Un affare per lo Stato, non per il lavoratore
Attenzione, però, perché la parte di contributi così incassata non contribuirà a incrementare la pensione e verrà assoggettata a tassazione IRPEF. Insomma, riprendendo le parole del Prof. Alberto Brambilla, presidente del centro studi di Itinerari previdenziali, “un affare per lo Stato ma non per il lavoratore, per il quale, potendo, sarebbe più conveniente optare per l’uscita con 42/41 anni e 10 mesi di anzianità contributiva, con solo 3 mesi di finestre mobili e senza ricalcolo contributivo, divieto di cumulo tra redditi da pensione e da lavoro e riduzione dell’assegno pensionistico”.
Prorogati, con la stessa logica della stretta, anche Ape sociale e opzione donna. Per l’Ape, cresce il requisito anagrafico da 63 a 63 anni e 5 mesi, e l’assegno – non cumulabile con reddito da lavoro salvo occasionale fino a 5000 euro – è calcolato col sistema misto ma con limitazioni riguardanti l’importo (per un massimo di 1.500 euro lordi mensili) e l’assenza di tredicesima e adeguamenti all’inflazione fino al raggiungimento, a 67 anni di età anagrafica, della pensione di vecchiaia.

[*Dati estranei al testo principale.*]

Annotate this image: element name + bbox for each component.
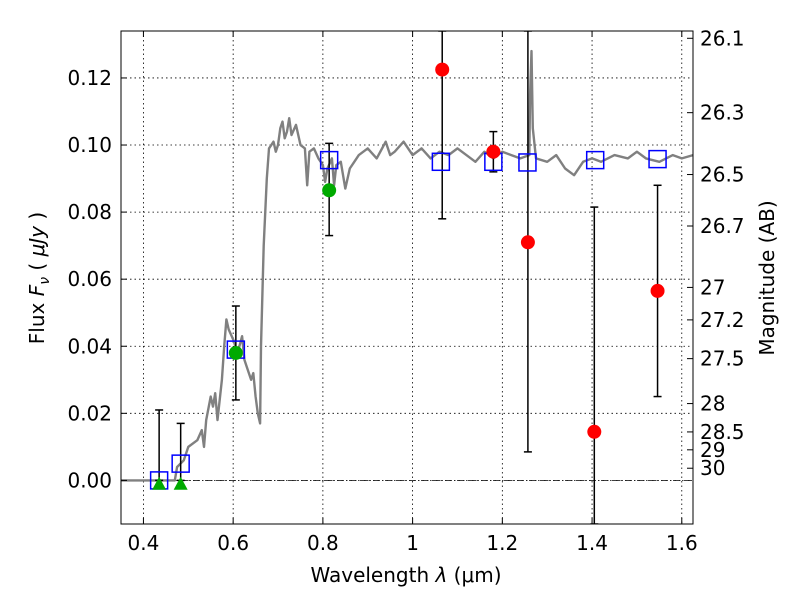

Ape sociale e Opzione donna: parametri sempre più restrittivi
Ape sociale è rivolto a categorie molto specifiche di lavoratori: devono avere 30 anni di contribuzione ed essere disoccupati a seguito di cessazione del rapporto di lavoro per licenziamento, anche collettivo, dimissioni per giusta causa o risoluzione consensuale; o avere disabilità pari o oltre il 74%; essere caregiver che assistono da almeno 6 mesi persone disabili conviventi, con disabilità grave in base alla legge 104 del 1992, siano di primo o secondo grado di parentela (solo per over 70); o infine dipendenti che svolgono mansioni cosiddette “gravose”, con almeno 36 anni di contribuzione.
Anche per l’opzione donna, i principi rimangono fermi e, se si hanno figli, si può uscire prima dal sistema. Tuttavia, l’età passa da 60 anni e 35 anni di contributi a 61 anni e 35 anni di contributi. Anche il questo caso l’assegno è ricalcolato con il metodo contributivo, con un taglio quindi dell’18-20% (stime Centro Studi Itinerari Previdenziali). Dallo scorso anno, è bene ricordare, opzione donna è vincolata a situazioni molto particolari – che sono sovrapponibili a quelle già elencate per Ape sociale – e conseguentemente il suo utilizzo si è molto ridotto. “Rispetto allo scorso anno, viene però alzato il requisito anagrafico e con riduzione di 1 anno per ogni figlio nel limite massimo di due. Confermati invece il calcolo della pensione con metodo interamente contributivo (con una riduzione possibile e sensibile dell’assegno che si a cui si avrebbe diversamente diritto, andando in pensione per le vie ordinarie) e le finestre mobili di 12 mesi per le lavoratrici dipendenti e 18 mesi per le autonome. In pratica, una lavoratrice autonoma senza figli accederà a Opzione Donna a 62 anni e mezzo. La pensione maturata con Opzione Donna è pienamente cumulabile con altri redditi da lavoro al pari di qualsiasi altra pensione”.